Civil Rights in the '60s
Part 2: Retired Investigators Reflect on 16th Street Baptist Church Bombing
Investigators at the 16th Street Baptist Church after it was bombed on September, 15, 1963.
On September 15, 1963—50 years ago this Sunday—five young girls preparing for Sunday worship services were in the basement of the 16th Street Baptist Church in Birmingham, Alabama, when a bomb tore through the church’s east wall, killing four of them.
The blast at the African-American church—a popular meeting place for civil rights leaders like the Rev. Martin Luther King, Jr.—was a turning point in the civil rights movement. The killing of young innocents—Addie Mae Collins, Denice McNair, Carole Robertson, and Cynthia Wesley—drew national attention to Birmingham...a city some already called “Bombingham” because of its volatile pattern of racially motivated attacks.
The FBI sent dozens of agents to investigate, but reluctant witnesses and a lack of prosecutable evidence made it hard to bring the bombers to justice. It wasn’t until a decade later in 1977 that one of the bombers, Robert “Dynamite” Chambliss, was convicted for his role in the case, but evidence still suggested more conspirators. In the mid-‘90s FBI Birmingham Special Agent in Charge Rob Langford reopened the case, assigning senior agent Bill Fleming and recruiting Birmingham Police Department Sgt. Ben Herren to work it full time.
“It pretty much looked like an uphill battle,” said Herren, who is now retired and living in Birmingham. He and Fleming were initially reluctant to take the case, given that more than 100 potential witnesses had died in the decades since the bombing. In 1996, Herren recalled thinking it was the ultimate cold case. “But if we’re going to do it,” he said at the time, “we need to do it right, because this is the last time that it would be feasible to try to reinvestigate.”
For nearly 15 months, the two scoured the case files with a singular focus on finding new leads. “I didn’t read anything else about it,” Herren said. “I wanted the files to lead me through the investigation instead of me trying to lead the investigation.” The files led them back to familiar names from earlier probes.
They tracked down Bobby Cherry, a known Birmingham Ku Klux Klan member who had moved to Texas, and interviewed him for four hours. The exchange so incensed Cherry that he called a press conference to loudly proclaim his innocence. It made national news, and the FBI’s phones started ringing. “This was the best thing to happen to our investigation,” Fleming said, “because we started getting witnesses and people that were able to give us information.” The witness accounts would eventually implicate Cherry at trial.
As tips rolled in and more witnesses stepped forward, Fleming and Herren expanded their focus to Tommy Blanton, who was suspected in the early investigation—enough so that agents had planted listening devices at his home.
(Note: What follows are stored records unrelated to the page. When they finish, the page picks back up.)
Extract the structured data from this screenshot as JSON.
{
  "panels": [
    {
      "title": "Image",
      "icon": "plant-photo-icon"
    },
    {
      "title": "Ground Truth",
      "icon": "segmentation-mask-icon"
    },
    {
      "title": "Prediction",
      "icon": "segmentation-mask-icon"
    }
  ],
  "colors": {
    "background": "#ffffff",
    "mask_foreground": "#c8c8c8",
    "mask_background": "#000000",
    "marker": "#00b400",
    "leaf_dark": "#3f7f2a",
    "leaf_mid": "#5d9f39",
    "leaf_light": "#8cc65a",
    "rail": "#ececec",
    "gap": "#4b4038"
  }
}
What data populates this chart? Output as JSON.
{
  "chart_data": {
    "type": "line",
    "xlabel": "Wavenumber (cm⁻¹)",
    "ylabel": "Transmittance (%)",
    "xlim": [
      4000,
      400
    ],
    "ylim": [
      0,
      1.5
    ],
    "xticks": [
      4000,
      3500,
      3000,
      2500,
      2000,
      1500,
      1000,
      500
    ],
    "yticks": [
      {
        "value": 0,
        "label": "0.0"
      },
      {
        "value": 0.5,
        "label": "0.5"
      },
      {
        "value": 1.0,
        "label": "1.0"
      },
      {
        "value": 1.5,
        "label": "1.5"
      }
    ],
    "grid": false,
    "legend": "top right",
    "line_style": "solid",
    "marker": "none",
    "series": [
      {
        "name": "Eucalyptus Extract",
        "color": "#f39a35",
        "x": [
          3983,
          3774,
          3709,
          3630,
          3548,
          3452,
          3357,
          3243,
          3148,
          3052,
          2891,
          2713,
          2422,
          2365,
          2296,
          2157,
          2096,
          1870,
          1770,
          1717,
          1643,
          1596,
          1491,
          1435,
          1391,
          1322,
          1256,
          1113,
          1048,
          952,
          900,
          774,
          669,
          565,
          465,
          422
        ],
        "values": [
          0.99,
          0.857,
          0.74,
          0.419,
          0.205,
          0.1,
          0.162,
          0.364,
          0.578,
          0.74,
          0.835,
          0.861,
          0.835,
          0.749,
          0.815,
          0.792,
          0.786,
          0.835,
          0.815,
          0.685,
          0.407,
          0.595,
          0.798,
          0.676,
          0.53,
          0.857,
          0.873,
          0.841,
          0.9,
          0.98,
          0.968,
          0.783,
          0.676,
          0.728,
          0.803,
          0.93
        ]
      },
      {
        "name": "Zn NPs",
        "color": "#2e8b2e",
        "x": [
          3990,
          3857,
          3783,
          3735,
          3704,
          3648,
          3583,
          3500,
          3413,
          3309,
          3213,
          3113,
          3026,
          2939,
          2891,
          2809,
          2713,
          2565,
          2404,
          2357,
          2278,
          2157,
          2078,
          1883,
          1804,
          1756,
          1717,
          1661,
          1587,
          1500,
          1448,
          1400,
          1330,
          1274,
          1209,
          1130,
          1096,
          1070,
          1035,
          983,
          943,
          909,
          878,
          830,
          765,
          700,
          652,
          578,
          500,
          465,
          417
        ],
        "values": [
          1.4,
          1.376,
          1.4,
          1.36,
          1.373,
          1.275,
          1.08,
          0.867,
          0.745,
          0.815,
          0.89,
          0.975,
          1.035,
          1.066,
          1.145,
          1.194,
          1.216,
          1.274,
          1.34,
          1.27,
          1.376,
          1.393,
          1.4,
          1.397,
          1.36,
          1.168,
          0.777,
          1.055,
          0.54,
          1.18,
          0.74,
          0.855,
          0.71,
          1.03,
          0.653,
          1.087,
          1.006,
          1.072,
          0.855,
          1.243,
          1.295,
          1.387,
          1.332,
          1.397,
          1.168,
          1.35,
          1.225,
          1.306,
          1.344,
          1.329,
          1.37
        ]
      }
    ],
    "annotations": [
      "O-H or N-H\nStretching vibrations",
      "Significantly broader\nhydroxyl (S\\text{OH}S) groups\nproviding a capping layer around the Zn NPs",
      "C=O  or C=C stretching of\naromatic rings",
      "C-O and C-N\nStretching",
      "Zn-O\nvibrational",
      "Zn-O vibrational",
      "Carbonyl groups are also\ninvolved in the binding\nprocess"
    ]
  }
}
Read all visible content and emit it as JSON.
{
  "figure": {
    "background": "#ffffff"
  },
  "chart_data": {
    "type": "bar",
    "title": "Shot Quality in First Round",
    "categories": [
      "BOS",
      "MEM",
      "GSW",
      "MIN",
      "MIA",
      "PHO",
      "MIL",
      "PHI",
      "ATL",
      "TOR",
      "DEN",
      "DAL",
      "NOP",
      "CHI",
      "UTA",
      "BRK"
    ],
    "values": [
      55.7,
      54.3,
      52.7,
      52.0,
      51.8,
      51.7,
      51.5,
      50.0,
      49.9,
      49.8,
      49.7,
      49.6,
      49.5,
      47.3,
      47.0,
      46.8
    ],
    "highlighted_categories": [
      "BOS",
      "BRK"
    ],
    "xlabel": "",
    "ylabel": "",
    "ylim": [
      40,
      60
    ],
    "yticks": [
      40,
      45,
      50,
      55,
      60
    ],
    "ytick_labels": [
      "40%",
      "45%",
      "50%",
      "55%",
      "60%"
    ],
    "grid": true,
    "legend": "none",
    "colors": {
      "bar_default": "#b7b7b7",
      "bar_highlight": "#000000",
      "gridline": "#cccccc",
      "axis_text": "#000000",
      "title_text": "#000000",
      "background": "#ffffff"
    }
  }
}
Fleming tracked down the old reel-to-reel tapes, which revealed Blanton in scratchy audio explaining to his wife and another man the details of how the bomb plot unfolded.
Relying heavily on the tapes, a jury in 2001 needed only a couple hours to render a guilty verdict against Blanton on state murder charges. He was sentenced to life in prison, where he remains today. Cherry was convicted in 2002 for his role as a co-conspirator and sentenced to life in prison, where he died in 2004.
Fleming and Herren, who remain close friends today, have been lauded for their tireless work. But they are quick to credit others who stepped forward in the course of their investigation.
“If it was not for the people who read the paper and [saw] the TV spot—and all we had was the file—I don’t know that we would have ever accomplished anything,” Fleming said.
Both have said the investigation was the most rewarding case they ever worked. “You feel like you have done the job,” Herren said. “Even though it looked like a tremendous uphill battle, we finally got justice for the little girls.”
Many of the witnesses tracked down by Bill Fleming and Ben Herren were eager to talk. In one example, Herren described how one of Cherry’s granddaughters met them at the door and began talking even before introductions. “Oh my gosh, I’m glad y’all are investigating,” she said. “You ought to hear what he talks about at family reunions.”
Interviews with the suspects’ former associates were notably less fruitful, even with the passage of time. More than once the investigators sat in former Klan members’ living rooms marveling at the presence of a family Bible during their interviews. “I always kept thinking maybe one person—one who hadn’t cleared their conscience a little bit—would tell us what they know about it because they’re getting up in age, getting ready to meet their maker,” Herren said. That never happened.